In reaction to those conditions and the reality, then, that prevalence of the disease was dramatically higher among gay men, the federal Food and Drug Administration, which regulates blood banks, made it a policy to ban gay males from giving blood. Period. A lifetime ban.

The policy, then, saved lives.

But now, 30 years have passed, and there is real evidence that the blanket “gay blood ban,” by turning away innumerable safe, healthy potential donors, might be costing lives instead.

Now U.S. Sen. Tammy Baldwin, D-Madison, is spearheading a group of legislators asking the federal government to rescind the ban. Baldwin argues that the ban “fosters an atmosphere that promotes discrimination.” This might be true. But if the underlying merits of the ban were sound, this would hardly be enough to warrant a change. However, there is a strong and widely — though not universally — accepted argument for a change. Some key points:

• Screening processes applied to all donated blood have made huge advances since the 1980s. All donations are screened and rescreened, an exacting process that takes days. As a result, it is objectively much harder for infected blood to make it to blood banks.

• We now know beyond a shadow of a doubt that HIV is not a “gay disease.” Its most alarming growth in recent years has been among minority populations.
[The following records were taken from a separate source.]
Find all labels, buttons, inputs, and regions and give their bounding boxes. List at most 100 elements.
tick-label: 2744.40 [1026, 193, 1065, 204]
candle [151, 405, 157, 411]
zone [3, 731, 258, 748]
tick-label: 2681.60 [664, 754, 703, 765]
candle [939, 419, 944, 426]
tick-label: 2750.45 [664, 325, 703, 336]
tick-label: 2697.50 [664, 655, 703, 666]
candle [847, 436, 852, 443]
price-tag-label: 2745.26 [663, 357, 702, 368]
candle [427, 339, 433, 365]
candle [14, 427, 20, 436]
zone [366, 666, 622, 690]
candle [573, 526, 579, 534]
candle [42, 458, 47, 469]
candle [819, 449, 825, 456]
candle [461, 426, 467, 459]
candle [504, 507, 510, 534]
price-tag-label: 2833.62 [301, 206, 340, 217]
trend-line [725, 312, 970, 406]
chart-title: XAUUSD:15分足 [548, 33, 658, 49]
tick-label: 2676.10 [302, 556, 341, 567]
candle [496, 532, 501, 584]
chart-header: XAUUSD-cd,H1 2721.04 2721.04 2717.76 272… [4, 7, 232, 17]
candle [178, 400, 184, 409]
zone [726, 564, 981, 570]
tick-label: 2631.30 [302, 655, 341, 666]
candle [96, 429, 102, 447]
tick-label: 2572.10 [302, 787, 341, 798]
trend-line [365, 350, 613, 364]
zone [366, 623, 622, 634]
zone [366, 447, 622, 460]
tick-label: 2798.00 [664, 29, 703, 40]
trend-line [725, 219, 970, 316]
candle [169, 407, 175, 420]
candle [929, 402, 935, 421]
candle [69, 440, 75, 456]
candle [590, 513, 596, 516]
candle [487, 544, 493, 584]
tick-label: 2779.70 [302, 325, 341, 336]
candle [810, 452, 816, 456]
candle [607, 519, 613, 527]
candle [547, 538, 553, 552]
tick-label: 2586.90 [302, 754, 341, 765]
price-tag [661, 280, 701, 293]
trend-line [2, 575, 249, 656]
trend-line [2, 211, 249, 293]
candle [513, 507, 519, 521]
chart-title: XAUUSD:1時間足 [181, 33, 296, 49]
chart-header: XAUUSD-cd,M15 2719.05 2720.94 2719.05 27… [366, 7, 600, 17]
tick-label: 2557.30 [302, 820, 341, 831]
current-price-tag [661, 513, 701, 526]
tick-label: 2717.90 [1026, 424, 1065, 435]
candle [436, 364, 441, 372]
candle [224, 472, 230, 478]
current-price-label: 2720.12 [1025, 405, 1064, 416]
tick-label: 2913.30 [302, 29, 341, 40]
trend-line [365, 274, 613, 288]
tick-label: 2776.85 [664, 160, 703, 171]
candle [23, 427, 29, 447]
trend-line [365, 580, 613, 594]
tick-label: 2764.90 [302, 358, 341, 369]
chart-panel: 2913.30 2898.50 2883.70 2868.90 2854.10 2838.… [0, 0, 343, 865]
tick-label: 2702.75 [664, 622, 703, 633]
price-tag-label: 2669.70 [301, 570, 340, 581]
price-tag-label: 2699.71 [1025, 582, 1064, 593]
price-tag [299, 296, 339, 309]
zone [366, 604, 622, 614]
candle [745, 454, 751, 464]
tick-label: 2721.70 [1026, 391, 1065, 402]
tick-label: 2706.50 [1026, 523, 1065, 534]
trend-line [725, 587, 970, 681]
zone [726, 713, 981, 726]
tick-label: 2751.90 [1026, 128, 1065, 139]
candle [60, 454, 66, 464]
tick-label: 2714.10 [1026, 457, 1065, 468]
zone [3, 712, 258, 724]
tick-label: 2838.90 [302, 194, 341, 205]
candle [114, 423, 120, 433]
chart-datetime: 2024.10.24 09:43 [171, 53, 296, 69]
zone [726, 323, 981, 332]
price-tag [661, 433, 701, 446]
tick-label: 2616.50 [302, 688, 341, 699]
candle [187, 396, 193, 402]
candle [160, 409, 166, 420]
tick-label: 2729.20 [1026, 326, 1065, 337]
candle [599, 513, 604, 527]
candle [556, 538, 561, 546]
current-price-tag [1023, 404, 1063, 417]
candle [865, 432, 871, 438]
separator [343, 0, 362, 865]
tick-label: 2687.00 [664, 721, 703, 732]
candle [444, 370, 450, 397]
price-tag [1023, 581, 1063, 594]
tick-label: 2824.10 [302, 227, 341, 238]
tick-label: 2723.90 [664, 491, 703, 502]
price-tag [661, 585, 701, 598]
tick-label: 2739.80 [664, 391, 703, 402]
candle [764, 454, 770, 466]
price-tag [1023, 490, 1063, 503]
It is not reasonable today to treat the disease as confined to gay men.

• The policy change has the backing of scientific authorities and large institutions. The American Medical Society, the nation’s largest organization of physicians, opposes the ban. So does the American Red Cross, America’s Blood Centers and more. (The National Hemophilia Foundation continues to support the ban.)

The FDA has been reviewing the policy for more than a year. It is reasonable for Baldwin and other advocates to put pressure on that organization, to see to it that it is not a never-ending review. Let’s have a discussion that brings scientific experts, blood bank professionals and other stakeholders such as the National Hemophilia Foundation together to reach a conclusion.

Certainly, under any policy change, groups that are at higher risk of HIV infection would be subject to heightened screening processes. That’s already the case today, and it’s rational.

If there is a compelling reason to keep the ban in place, the FDA should explain it in clear, accessible terms. But this is a discussion that should happen. We need a strong, safe blood supply — and without strong, clear justification, we don’t need blanket policies that exclude potential donors.